El advenimiento de ChatGPT es un momento existencial para la academia y las formas en que experimentamos y destilamos el conocimiento como comunidad. Mi ambivalencia hacia esta tecnología es irrelevante. Los algoritmos que gobiernan la IA no son ambivalentes conmigo. Quieren mi trabajo. Quieren mis cursos y talleres de escritura. Quieren reemplazar el Centro de Escritura que dirijo y anular el proceso de asombro y descubrimiento que intento cultivar en mis estudiantes. Y creo que eso es lo que más me preocupa del uso de ChatGPT y de su desarrollo. Es una tecnología que elimina el proceso. Ofrece el grial sin la búsqueda. Exilia nuestra imaginación del goce del hacer. De los intrincados pliegues del origami que nos llevan hasta una grulla. De los ingredientes tamizados que se convierten en pan. De la repetición de puntos de ganchillo que dan lugar a una bufanda.
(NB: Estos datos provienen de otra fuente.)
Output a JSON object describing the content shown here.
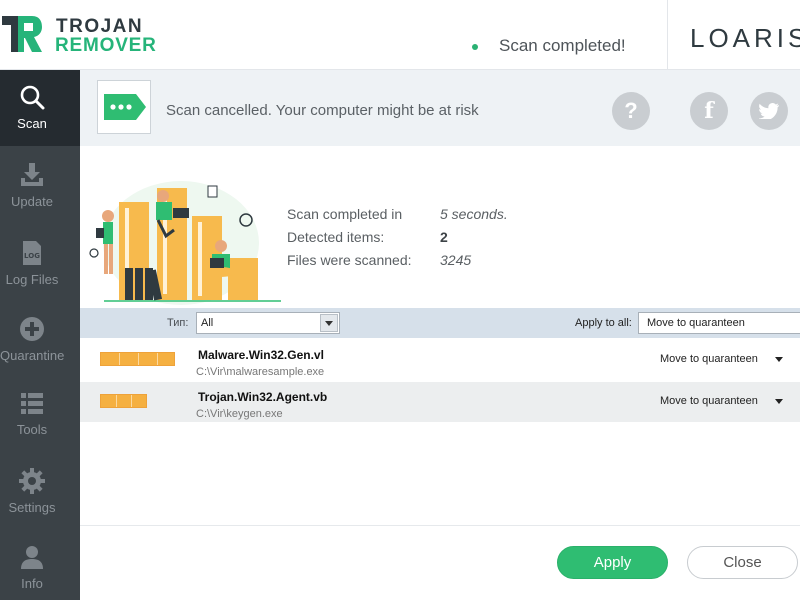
{
  "header": {
    "logo_line1": "TROJAN",
    "logo_line2": "REMOVER",
    "status_text": "Scan completed!",
    "brand": "LOARIS"
  },
  "sidebar": {
    "items": [
      {
        "label": "Scan",
        "icon": "search-icon",
        "active": true
      },
      {
        "label": "Update",
        "icon": "download-icon",
        "active": false
      },
      {
        "label": "Log Files",
        "icon": "log-file-icon",
        "active": false
      },
      {
        "label": "Quarantine",
        "icon": "plus-circle-icon",
        "active": false
      },
      {
        "label": "Tools",
        "icon": "list-icon",
        "active": false
      },
      {
        "label": "Settings",
        "icon": "gear-icon",
        "active": false
      },
      {
        "label": "Info",
        "icon": "user-icon",
        "active": false
      }
    ]
  },
  "notice": {
    "message": "Scan cancelled. Your computer might be at risk",
    "help_glyph": "?",
    "facebook_glyph": "f",
    "twitter_icon": "twitter-icon"
  },
  "summary": {
    "scan_completed_label": "Scan completed in",
    "scan_completed_value": "5 seconds.",
    "detected_label": "Detected items:",
    "detected_value": "2",
    "files_label": "Files were scanned:",
    "files_value": "3245"
  },
  "filter": {
    "label": "Тип:",
    "type_value": "All",
    "apply_all_label": "Apply to all:",
    "apply_all_value": "Move to quaranteen"
  },
  "results": [
    {
      "name": "Malware.Win32.Gen.vl",
      "path": "C:\\Vir\\malwaresample.exe",
      "action": "Move to quaranteen",
      "severity": 0.75
    },
    {
      "name": "Trojan.Win32.Agent.vb",
      "path": "C:\\Vir\\keygen.exe",
      "action": "Move to quaranteen",
      "severity": 0.45
    }
  ],
  "footer": {
    "apply_label": "Apply",
    "close_label": "Close"
  },
  "colors": {
    "accent_green": "#2fbd72",
    "sidebar_bg": "#3b4247",
    "sidebar_active": "#252b30",
    "severity_orange": "#f5b041"
  }
}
Con cada nueva iteración de la IA, corremos el peligro de perder una marca distintiva fundamental de la condición humana. A saber, la sublime necesidad del riesgo. Es el riesgo lo que nos permite unirnos a Keats, silencioso en un pico del Darién. Es el riesgo el que inspira a las parejas a navegar por los cambios y las oportunidades de la vida en común. Es el riesgo el que habla en presencia del autoritarismo, del abuso espiritual y de la degradación comunitaria. Es también el riesgo de impartir un curso el que hace que un profesor serio se corte en clase.
Al contemplar este riesgo esencial, el tipo de riesgo que encontramos en las enseñanzas de Jesús, el tipo de riesgo que hace que merezca la pena vivir, mis alumnos se plantean un sinfín de preguntas: ¿Estamos ya resignados a un futuro en el que la IA sustituirá a la conexión humana, a la imaginación y a la espontaneidad? ¿Estamos satisfechos con una tecnología que nunca se esforzará, en palabras de Adrianne Rich, por significar más de lo que dice? ¿Nos conformamos con aprender de un profesor que nunca podrá sangrar?.